We can play a game of "What if all the disciples had claimed to be Jesus?" just like in the film clip "I am Spartacus!" It certainly would have undermined the mission of Jesus to fulfill the task of dying on the cross to save the world. But I'm not thinking about that. Where my mind has been going today is how much have I or you or we been like one of those eleven? How have we been so worried that we might stand accused of being "the betrayer" that we get self-absorbed and fail to see when the betrayal is happening right before our eyes?
That was brought to light today for me when I was doing a social justice walk that centered around John's Gospel for Good Friday (note: this is a terrible Gospel to reference if you want to do any sort of interfaith work with Jews for an obvious reason). We were walking through Dumbarton Oaks in the Georgetown section of D.C. Here, amidst the beauty of the trees, we contemplated Pilate's actions in carrying out the demand to have Jesus crucified (another aside: Pilate gets a very sympathetic treatment in the Gospel of John even though the Roman Emperor finally dismissed him as Governor because he was even too cruel and sadistic for the Romans!) The priest who offered a short homily on this passage noted how laws get obeyed and are left unquestioned and unchallenged until someone notices that there is something not right about the law and stops refusing to go along.
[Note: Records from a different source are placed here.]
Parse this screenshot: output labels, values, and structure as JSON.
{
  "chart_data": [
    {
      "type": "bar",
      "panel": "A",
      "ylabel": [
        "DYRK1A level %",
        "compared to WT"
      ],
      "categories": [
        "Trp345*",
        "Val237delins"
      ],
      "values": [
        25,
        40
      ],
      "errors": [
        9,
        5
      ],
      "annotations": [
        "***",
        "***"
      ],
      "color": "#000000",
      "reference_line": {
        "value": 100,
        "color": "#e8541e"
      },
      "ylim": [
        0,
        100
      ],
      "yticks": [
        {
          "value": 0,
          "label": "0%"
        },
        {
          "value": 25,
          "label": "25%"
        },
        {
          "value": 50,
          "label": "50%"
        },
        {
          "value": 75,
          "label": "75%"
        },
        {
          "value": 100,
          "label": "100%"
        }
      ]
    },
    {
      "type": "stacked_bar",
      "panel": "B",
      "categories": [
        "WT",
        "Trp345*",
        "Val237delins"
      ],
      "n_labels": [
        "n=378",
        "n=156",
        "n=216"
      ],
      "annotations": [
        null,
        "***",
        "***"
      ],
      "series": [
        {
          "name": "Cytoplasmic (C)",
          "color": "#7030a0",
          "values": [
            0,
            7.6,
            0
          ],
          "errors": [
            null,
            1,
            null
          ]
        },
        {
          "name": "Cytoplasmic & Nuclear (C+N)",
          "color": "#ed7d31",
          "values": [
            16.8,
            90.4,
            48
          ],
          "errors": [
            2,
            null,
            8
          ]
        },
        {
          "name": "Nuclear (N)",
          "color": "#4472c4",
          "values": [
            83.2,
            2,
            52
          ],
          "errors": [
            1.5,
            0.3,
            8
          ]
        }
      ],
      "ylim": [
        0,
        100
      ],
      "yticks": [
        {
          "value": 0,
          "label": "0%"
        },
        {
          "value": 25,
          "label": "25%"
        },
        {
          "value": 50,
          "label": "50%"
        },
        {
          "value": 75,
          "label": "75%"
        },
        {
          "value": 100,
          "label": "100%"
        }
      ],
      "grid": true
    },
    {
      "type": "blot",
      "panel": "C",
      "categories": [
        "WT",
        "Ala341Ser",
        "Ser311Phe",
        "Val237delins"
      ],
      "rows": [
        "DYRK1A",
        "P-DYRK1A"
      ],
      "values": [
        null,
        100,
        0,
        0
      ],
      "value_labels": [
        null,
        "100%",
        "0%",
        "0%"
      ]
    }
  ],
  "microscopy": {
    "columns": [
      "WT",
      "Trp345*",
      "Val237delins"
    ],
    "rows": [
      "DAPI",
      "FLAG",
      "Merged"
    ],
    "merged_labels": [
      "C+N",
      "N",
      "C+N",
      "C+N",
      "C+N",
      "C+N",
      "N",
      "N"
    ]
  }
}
Such was the case of the Loving couple from Virginia who finally challenged the ban on interracial marriage, a landmark U.S. Supreme Court case that paved the way for marriage equality for the LGBTQI+ community. Certainly, I have had my eyes opened in the past decade to the inequity in the justice system. As the daughter of a judge, I was brought up to believe that courts were neutral territory, the one place where the minority mouse could roar like a lion and be heard.
Sadly, I have seen over and over and over and over how this American ideal is not a reality. I have listened to so many stories on the news and in person with my friends about how the system does not treat people of color as mighty mice allowed to roar but rather as pesky rodents that need to be put away...sometimes forever. It has been sobering and saddening. With the trial of Derek Chauvin going on in Minnesota, and the quest for justice in the murder of George Floyd, all of this is very much on mind.
Recognizing and naming the racism in the systems in our society is the start. The next step is to work to change them. How will I make efforts to push for the sentencing of people who are black and brown to be the same as for whites? How will I stand with black and brown people who feel overpoliced on the one hand, and underserved by the police when they really need it on the other? These are some of my questions. Maybe you have your own. But I think considering them, continuing to listen to communities of color, are part of the work of not being like the disciples who move on and don't get in the way of Jesus' arrest. I know how easy it is to do that and how intimidating it is to step into those situations. I also know we cannot look away or take comfort in our own self-righteousness any more.